Interpretive Summary: Manure is applied to cropland areas with varying surface cover to meet single- or multiple-year crop nutrient requirements. This field study was conducted to compare the water quality impacts of land application of manure to meet 0-, 1-, 2-, 4-, and 8- year phosphorus based requirements for corn. Three 30-min simulated rainfall events, separated by 24-hour intervals, were applied to field plots using widely adopted data collection procedures. Runoff loads of phosphorus were significantly greater on sites where manure was applied to meet a 4-year rather than a 2-year phosphorus requirement for corn. The application of manure to meet multiple-year crop nutrient requirements provides economic benefits but may increase nutrient loads in runoff.

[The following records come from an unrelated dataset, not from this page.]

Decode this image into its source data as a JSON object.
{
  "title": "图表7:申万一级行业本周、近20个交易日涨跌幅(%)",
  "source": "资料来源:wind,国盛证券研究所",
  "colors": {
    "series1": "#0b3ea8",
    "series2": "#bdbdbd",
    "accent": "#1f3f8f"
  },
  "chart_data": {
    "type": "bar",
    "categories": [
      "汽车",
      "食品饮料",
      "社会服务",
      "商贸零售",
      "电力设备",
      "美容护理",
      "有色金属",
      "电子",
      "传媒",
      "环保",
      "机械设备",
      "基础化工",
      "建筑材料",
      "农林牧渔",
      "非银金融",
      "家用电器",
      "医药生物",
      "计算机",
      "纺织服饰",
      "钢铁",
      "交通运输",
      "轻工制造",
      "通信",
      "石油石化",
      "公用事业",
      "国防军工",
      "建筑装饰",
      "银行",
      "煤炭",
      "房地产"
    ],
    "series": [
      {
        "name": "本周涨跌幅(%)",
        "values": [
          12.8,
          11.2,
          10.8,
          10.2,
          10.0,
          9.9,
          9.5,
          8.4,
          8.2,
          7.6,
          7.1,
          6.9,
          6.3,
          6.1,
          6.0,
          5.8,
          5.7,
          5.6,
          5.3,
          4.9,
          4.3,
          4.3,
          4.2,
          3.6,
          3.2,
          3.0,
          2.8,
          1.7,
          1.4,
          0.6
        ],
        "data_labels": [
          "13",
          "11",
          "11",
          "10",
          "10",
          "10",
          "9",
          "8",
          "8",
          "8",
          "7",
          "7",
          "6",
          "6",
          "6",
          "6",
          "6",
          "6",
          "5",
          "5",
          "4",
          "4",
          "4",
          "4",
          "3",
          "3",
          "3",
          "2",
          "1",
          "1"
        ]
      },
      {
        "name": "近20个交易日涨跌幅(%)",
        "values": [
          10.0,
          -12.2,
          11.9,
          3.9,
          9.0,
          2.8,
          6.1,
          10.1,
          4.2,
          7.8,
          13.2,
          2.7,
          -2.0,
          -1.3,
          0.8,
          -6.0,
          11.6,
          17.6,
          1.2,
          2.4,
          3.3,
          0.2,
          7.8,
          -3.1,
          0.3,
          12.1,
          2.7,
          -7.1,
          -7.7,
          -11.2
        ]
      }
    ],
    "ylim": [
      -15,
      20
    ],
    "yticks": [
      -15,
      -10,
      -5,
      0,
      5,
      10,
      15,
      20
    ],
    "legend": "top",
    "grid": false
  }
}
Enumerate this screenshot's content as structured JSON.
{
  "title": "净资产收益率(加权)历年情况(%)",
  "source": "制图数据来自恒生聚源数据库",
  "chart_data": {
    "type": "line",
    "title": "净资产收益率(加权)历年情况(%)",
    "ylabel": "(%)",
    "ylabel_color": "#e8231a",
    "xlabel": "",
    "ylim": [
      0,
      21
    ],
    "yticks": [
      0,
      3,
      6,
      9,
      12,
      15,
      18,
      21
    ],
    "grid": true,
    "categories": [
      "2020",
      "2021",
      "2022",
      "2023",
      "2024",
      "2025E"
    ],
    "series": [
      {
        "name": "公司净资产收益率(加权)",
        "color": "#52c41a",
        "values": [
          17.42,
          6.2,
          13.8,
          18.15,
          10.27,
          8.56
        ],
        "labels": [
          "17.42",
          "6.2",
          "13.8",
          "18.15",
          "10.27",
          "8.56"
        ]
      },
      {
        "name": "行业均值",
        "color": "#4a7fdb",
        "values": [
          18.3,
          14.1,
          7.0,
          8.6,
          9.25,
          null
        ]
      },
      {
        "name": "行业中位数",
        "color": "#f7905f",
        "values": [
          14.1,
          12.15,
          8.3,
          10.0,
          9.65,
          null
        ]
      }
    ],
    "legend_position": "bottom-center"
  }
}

Technical Abstract: Manure is applied to cropland areas with varying surface cover to meet single- or multiple-year crop nutrient requirements. The objectives of this field study were to (1) examine runoff water quality characteristics following land application of manure to sites with and without wheat residue, (2) compare the water quality impacts of land application of manure to meet 0-, 1-, 2-, 4-, and 8- year P based requirements for corn; and (3) evaluate the effects of varying runoff rates on runoff nutrient loads. Three 30-min simulated rainfall events, separated by 24-hour intervals, were applied at an intensity of approximately 70 mm hr-1 to 0.75 m wide by 2.0 m long plots on which manure has been previously applied and incorporated. Runoff loads of dissolved phosphorus (DP), total phosphorus (TP), NO3-N, NH4-N, and total nitrogen (TN) were significantly greater on the plots with residue cover. The reduction in flow velocity on the surfaces with residue is thought to have provided greater time for overland flow to interact with soil nutrients. Manure application rate significantly influenced runoff loads of DP, TP, NO3-N, NH4-N, and total nitrogen (TN). Runoff loads of DP and TP were significantly greater on sites where manure was applied to meet a 4-year rather than a 2-year P requirement for corn. Each of the measured water quality parameters except electrical conductivity (EC) was significantly influenced by runoff rate. The application of manure to meet multiple-year crop nutrient requirements provides economic benefits but may increase nutrient loads in runoff.